Comment by tmpz22
3 days ago
This is solid, I'll show my appreciation by giving constructive criticism. This is after giving it the "120 second glance" that I imagine is how most people scan projects quickly without a proper deep dive:
* First impression: this is a website builder that looks and feels like many other website builders, with some advantages like low onboarding friction, and AI integration. As a solo project reaching par is a triumph. But I think if you continue to diverge your marketing page from a default SaaS startup style you can separate yourself more from the pack AND build a reputation as a better design tool instead of another design tool. Of course the product is more important than the landing page, but perception is perception. You do for example show personality in some of the loading pages which I personally enjoy.
* I got about 4 hours of sleep last night. I was thrilled when I could click into your app and immediately play around without having to register or experience other forms of friction. But complex design interfaces are overwhelming to me. How do I learn your tool quickly? Why should I invest the time to learn your tool versus other great tools? These are questions I'm left with after a quick scan. There are a lot of developer tools vying for my time. And I imagine their all working on AI integrations if they don't have it already.
* As a SWE I don't like Tailwind. I don't like the syntax soup, I don't like having to memorize less conventional syntax because my brain already has enough trivia in it, and I prefer small indie projects that are maintained by extremely small teams with limited resources. As a result I do not reach for Tailwind (despite having paid the $300 or whatever for their membership!). What about developers who don't want to use Tailwind?
* As a potential business customer, can I depend on you? Where will this product be in multiple years? What's the process to transition from a competing tool? What's the process for transitioning to a different tool? Enterprise customers, where the real money is, care about consistency and managing liability sometimes (often?) more then the potential value of a new tool. Consider looking into various compliance licensing, industry audits, and enterprise features, that will be needed to attract investors who want returns based on enterprise sales, not consumer sales.
I wrote this up because I like your project and hope you succeed. Hopefully it helps!
> What about developers who don't want to use Tailwind?
What's that Steve Jobs quote? "You know, you can please some of the people some of the time"
I have a hunch there's a good reason almost all of these site builders go with Tailwind rather than classic CSS, but as mostly-backend developer I couldn't tell you what that was :)

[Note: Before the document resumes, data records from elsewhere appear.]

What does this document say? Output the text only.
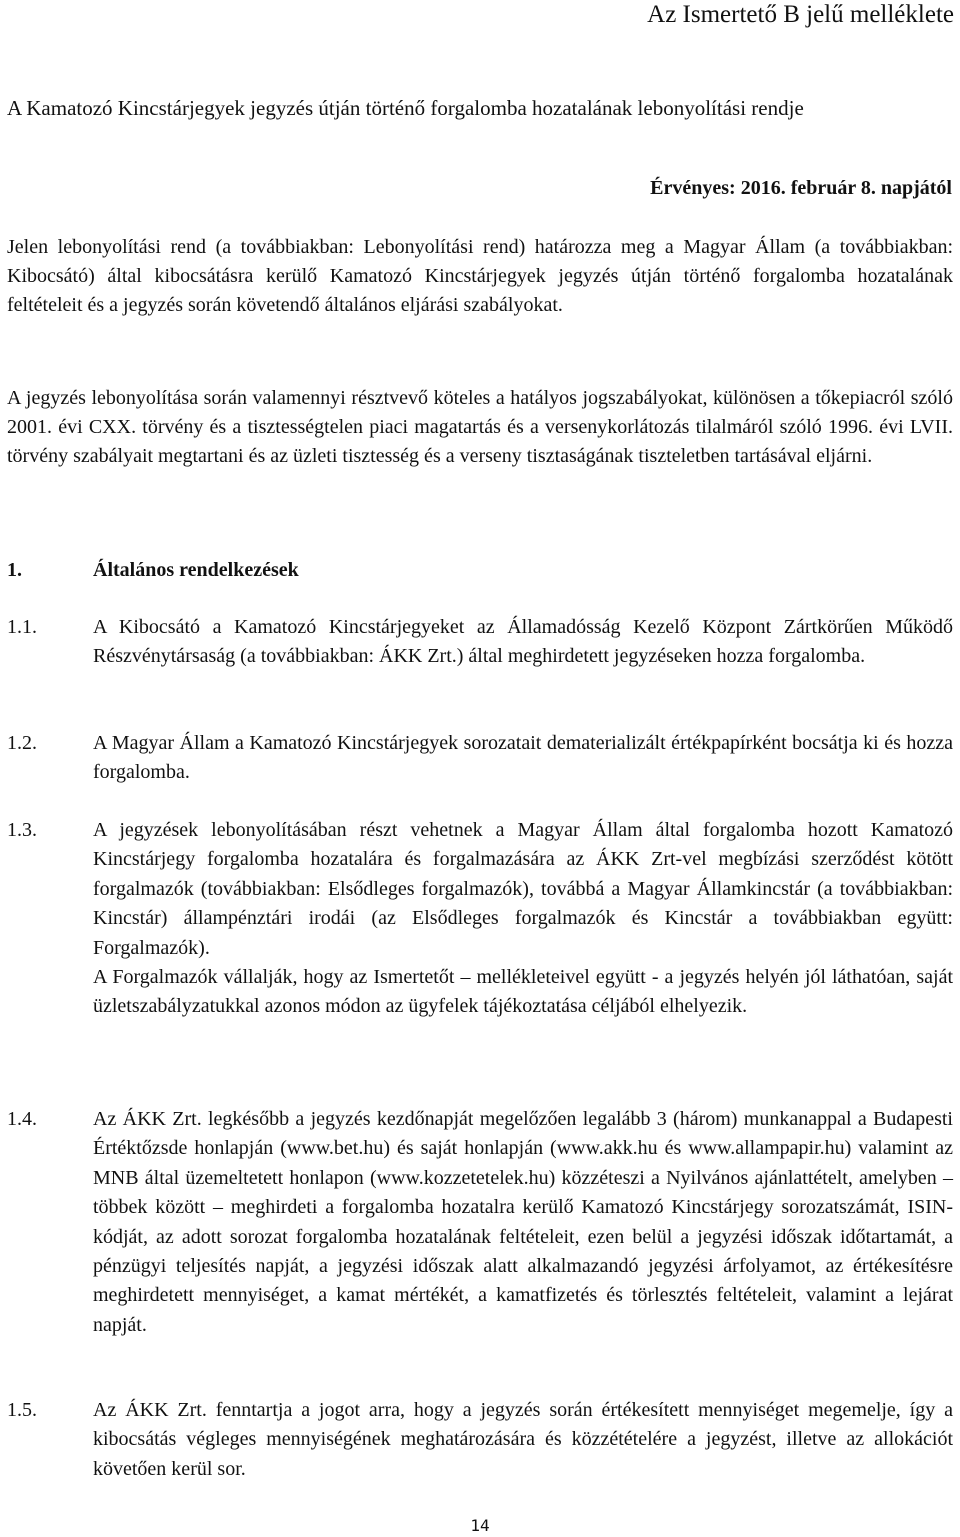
Az Ismertető B jelű melléklete
A Kamatozó Kincstárjegyek jegyzés útján történő forgalomba hozatalának lebonyolítási rendje
Érvényes: 2016. február 8. napjától
Jelen lebonyolítási rend (a továbbiakban: Lebonyolítási rend) határozza meg a Magyar Állam (a továbbiakban: Kibocsátó) által kibocsátásra kerülő Kamatozó Kincstárjegyek jegyzés útján történő forgalomba hozatalának feltételeit és a jegyzés során követendő általános eljárási szabályokat.
A jegyzés lebonyolítása során valamennyi résztvevő köteles a hatályos jogszabályokat, különösen a tőkepiacról szóló 2001. évi CXX. törvény és a tisztességtelen piaci magatartás és a versenykorlátozás tilalmáról szóló 1996. évi LVII. törvény szabályait megtartani és az üzleti tisztesség és a verseny tisztaságának tiszteletben tartásával eljárni.
1.	Általános rendelkezések
1.1.	A Kibocsátó a Kamatozó Kincstárjegyeket az Államadósság Kezelő Központ Zártkörűen Működő Részvénytársaság (a továbbiakban: ÁKK Zrt.) által meghirdetett jegyzéseken hozza forgalomba.

1.2.	A Magyar Állam a Kamatozó Kincstárjegyek sorozatait dematerializált értékpapírként bocsátja ki és hozza forgalomba.

1.3.	A jegyzések lebonyolításában részt vehetnek a Magyar Állam által forgalomba hozott Kamatozó Kincstárjegy forgalomba hozatalára és forgalmazására az ÁKK Zrt-vel megbízási szerződést kötött forgalmazók (továbbiakban: Elsődleges forgalmazók), továbbá a Magyar Államkincstár (a továbbiakban: Kincstár) állampénztári irodái (az Elsődleges forgalmazók és Kincstár a továbbiakban együtt: Forgalmazók).

A Forgalmazók vállalják, hogy az Ismertetőt – mellékleteivel együtt - a jegyzés helyén jól láthatóan, saját üzletszabályzatukkal azonos módon az ügyfelek tájékoztatása céljából elhelyezik.

1.4.	Az ÁKK Zrt. legkésőbb a jegyzés kezdőnapját megelőzően legalább 3 (három) munkanappal a Budapesti Értéktőzsde honlapján (www.bet.hu) és saját honlapján (www.akk.hu és www.allampapir.hu) valamint az MNB által üzemeltetett honlapon (www.kozzetetelek.hu) közzéteszi a Nyilvános ajánlattételt, amelyben – többek között – meghirdeti a forgalomba hozatalra kerülő Kamatozó Kincstárjegy sorozatszámát, ISIN-kódját, az adott sorozat forgalomba hozatalának feltételeit, ezen belül a jegyzési időszak időtartamát, a pénzügyi teljesítés napját, a jegyzési időszak alatt alkalmazandó jegyzési árfolyamot, az értékesítésre meghirdetett mennyiséget, a kamat mértékét, a kamatfizetés és törlesztés feltételeit, valamint a lejárat napját.

1.5.	Az ÁKK Zrt. fenntartja a jogot arra, hogy a jegyzés során értékesített mennyiséget megemelje, így a kibocsátás végleges mennyiségének meghatározására és közzétételére a jegyzést, illetve az allokációt követően kerül sor.

14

Context for the quote: https://youtu.be/oeqPrUmVz-o
Tailwind is amazing for LLMs. You can't beat it:
- concise
- inline with the rest of the code
I am willing to bet it's going to become a standard because of its existing popularity + the insane tailwinds that codegen give it.
as a (currently) non-SWE I don't like tailwind either.
If this was based on Bulma or similar I would jump right into it.
I did a ctrl-f looking for 'export' - found nothing.
If webflow had explained earlier in their existence that export is easy and those don't count towards your limits I would of been using them - but it was too confusing pricing wise and it seemed to lock you into their ecosystem, so I avoided it.
tailwind - I've tried to like it, I can see why some people will like it, but to me it's bloat in many ways, give me bulma, skeleton, similar.
This project does look interesting though for many reasons.